Other features include photo slideshow viewing, printing and image timelines. Picasa offers several basic photo editing functions, including red eye elimination, color enhancement, cropping, adding tags. Picasa is an image organizer and viewer for organizing and editing digital photos. With these programs, you can import new images and view a large a assortment of existing pictures in different formats, edit and crop them. Today I will show you applications that will help you organize your collections of digital pictures on Mac.
There are many good photo organizers for Windows, such as Picasa, Windows Live Photo Gallery, ACDSee. This article is about photo organizers and viewers for organizing and viewing digital photos on Mac OS.
Finder is a very powerful tool.Free Photo Organizer and Viewer for Mac OS Basically, all of this is how Finder helps to view and manage files in macOS.
To open a new folder that is on the bottom line, just double click on it. No editing in Gallery, and videos don't automatically play, but you can see the content. To delete, right click and Move to Trash. For images, you get a thumbnail the size of the area you have allocated. For non-image files you get an icon for what they are (Folders, for example). You can expand the Finder window to as large as you need to see the images larger.
What results is a screen with the file content represented in the top window and a row of the items in the location across the bottom. Select "Gallery." or select the far right icon that has a box with a line below it-that is Gallery mode. It may also look like this, if your Finder window is large enough to have space on the top bar: Click on this icon on the top bar of a Finder window: There is also a view in Finder called "Gallery" that allows quick review of images. Oh, and videos start to play, so you can even preview them in Quick View. To delete, on the top bar click "File" then "Move to Trash." There are even some simple editing tools in Quick View. Only images open as an image, but text files open as text, Word documents in a preview mode. You can use the up/down arrow keys to select the previous/next item. But the things you describe are available in Finder. The OP is probably happy with whatever solution that resulted. I'm guessing some OS changes are behind the experience differences.)Ĭlick to expand.You brought up a two year old thread.
It is indeed much better! It looks like the developer recommends sticking to EV2 for Catalina and earlier, EV 3 for Big Sur and beyond. (EDIT: I decided to pull the trigger on EdgeView 3.

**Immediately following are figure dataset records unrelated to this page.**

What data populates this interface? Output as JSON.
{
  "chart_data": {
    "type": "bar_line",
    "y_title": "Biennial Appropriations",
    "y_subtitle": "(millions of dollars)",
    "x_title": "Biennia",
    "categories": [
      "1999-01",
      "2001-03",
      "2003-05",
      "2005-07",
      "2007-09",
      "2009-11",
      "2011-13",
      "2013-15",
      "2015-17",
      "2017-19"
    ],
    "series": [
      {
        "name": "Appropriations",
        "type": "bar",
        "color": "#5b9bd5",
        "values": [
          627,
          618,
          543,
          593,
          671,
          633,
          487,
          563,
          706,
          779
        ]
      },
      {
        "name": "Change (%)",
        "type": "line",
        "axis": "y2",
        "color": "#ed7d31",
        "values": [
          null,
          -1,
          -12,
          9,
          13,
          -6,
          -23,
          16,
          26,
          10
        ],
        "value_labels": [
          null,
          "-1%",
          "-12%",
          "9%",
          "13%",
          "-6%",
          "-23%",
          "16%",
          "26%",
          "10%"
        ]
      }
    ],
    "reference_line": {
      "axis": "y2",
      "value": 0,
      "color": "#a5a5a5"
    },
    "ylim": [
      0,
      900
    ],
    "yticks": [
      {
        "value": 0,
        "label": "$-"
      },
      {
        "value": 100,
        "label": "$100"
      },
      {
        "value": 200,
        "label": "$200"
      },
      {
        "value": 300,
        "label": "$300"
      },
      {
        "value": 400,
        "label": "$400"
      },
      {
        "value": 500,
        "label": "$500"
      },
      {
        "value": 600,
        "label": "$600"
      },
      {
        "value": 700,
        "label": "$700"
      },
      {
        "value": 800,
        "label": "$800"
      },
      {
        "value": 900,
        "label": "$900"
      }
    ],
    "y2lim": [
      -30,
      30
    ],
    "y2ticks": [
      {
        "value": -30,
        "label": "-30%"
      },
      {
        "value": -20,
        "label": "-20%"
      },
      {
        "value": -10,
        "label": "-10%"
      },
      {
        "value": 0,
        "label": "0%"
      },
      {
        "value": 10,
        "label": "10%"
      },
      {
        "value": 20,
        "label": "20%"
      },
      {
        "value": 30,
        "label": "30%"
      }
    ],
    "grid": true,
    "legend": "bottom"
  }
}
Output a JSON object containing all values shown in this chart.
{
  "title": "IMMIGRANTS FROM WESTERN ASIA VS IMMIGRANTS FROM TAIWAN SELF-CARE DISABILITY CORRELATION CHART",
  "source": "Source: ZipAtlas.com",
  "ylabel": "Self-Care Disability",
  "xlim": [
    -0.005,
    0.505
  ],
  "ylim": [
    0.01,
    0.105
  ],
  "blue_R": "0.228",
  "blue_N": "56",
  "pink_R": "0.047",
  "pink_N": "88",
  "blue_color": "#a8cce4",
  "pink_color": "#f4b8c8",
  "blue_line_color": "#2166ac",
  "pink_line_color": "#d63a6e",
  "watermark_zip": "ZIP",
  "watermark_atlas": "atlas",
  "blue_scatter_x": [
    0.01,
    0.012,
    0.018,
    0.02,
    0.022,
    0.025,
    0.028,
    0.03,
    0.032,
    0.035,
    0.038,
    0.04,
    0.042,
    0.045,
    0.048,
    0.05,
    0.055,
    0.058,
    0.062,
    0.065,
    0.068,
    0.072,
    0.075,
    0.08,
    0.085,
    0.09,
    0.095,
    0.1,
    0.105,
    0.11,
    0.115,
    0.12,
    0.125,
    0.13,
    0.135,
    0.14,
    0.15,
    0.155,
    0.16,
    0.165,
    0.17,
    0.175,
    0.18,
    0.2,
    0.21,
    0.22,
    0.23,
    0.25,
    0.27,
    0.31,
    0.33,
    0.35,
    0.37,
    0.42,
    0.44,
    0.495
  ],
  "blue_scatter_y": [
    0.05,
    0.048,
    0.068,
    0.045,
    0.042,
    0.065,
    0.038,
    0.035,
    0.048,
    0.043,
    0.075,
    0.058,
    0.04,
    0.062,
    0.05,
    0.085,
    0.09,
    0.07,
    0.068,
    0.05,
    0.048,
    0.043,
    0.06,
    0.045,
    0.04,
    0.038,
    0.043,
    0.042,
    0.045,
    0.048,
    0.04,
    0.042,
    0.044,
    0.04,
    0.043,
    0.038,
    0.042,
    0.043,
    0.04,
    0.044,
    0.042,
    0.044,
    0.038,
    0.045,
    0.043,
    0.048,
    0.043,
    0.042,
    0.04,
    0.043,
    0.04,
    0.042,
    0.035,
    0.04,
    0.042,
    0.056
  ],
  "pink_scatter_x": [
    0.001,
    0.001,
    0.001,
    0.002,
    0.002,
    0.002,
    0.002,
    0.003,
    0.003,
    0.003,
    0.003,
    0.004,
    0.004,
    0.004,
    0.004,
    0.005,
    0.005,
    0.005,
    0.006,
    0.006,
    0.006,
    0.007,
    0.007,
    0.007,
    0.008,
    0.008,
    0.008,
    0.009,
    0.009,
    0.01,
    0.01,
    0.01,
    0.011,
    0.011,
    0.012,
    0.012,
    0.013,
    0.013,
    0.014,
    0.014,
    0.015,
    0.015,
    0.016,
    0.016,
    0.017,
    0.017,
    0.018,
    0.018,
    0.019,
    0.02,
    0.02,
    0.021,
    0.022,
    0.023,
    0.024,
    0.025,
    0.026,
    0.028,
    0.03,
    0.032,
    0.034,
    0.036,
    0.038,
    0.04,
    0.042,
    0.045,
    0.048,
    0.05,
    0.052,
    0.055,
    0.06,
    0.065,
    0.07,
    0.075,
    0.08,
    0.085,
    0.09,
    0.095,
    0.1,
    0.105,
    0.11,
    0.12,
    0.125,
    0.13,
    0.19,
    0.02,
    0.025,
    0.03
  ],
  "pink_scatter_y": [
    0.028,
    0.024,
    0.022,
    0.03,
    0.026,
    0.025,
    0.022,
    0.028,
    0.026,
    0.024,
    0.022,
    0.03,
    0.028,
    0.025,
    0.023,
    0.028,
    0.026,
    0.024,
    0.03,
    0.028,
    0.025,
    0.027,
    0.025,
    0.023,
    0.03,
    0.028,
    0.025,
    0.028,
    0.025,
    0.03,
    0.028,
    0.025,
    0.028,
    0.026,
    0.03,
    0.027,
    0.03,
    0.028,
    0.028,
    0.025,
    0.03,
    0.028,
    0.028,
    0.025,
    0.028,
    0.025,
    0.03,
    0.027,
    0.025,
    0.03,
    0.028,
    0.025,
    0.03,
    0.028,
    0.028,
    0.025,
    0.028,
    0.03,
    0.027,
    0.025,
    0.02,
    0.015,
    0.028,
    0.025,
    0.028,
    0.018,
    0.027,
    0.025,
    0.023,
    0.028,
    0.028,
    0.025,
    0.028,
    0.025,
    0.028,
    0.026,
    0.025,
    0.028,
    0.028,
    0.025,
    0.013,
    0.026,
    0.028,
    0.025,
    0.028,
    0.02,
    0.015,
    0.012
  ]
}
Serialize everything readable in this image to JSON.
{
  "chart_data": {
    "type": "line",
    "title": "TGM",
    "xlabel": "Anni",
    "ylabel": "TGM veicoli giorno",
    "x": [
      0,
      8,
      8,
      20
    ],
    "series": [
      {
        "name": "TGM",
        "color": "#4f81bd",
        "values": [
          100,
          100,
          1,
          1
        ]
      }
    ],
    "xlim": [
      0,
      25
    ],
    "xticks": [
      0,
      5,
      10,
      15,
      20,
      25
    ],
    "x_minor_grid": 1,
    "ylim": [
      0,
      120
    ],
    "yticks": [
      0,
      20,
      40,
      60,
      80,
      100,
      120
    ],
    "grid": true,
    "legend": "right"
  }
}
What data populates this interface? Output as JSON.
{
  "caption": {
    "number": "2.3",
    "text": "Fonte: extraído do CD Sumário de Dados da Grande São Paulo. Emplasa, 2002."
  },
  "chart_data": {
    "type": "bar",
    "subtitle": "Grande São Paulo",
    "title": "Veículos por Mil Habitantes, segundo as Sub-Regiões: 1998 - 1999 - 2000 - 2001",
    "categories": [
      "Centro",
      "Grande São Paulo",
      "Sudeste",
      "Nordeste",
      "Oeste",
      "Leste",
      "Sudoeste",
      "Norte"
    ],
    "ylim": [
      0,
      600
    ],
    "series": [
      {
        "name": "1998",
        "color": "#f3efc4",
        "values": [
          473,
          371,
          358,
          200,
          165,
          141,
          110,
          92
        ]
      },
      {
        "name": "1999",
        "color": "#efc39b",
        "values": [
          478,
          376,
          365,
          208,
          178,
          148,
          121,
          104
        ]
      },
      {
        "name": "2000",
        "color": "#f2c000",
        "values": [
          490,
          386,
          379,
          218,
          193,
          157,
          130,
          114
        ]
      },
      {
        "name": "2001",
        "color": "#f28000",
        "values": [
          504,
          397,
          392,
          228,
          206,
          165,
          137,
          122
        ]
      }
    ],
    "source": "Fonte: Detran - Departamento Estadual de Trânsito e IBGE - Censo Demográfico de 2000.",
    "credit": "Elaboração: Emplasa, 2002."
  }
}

EdgeView 3 may well be better in this regard, but no free trial or other indication that it's improved makes me hesitant to get that. I'm used to something more instantaneous. My only beef with it is that there's a lag between deleting an image and when the app reflects that. What I have found most comparable to my liking is EdgeView 2, on the App Store. It has had some weird issues since at least Big Sur, maybe Catalina, that have gone unaddressed. MacPaw bought it out from the original developer several years ago, but I guess they are too busy hawking CleanMyMac to pay it any attention. I previously mentioned Xee, but the developer has largely abandoned it. The only downside to it is that if you have a lot of larger images, it's very slow to move through them. NSMacGuru's trick to activate the QuickView feature with the spacebar is a nice one that I only recently stumbled into myself (it had never occurred to me to use it to page through multiple files, not just use it for the one in focus).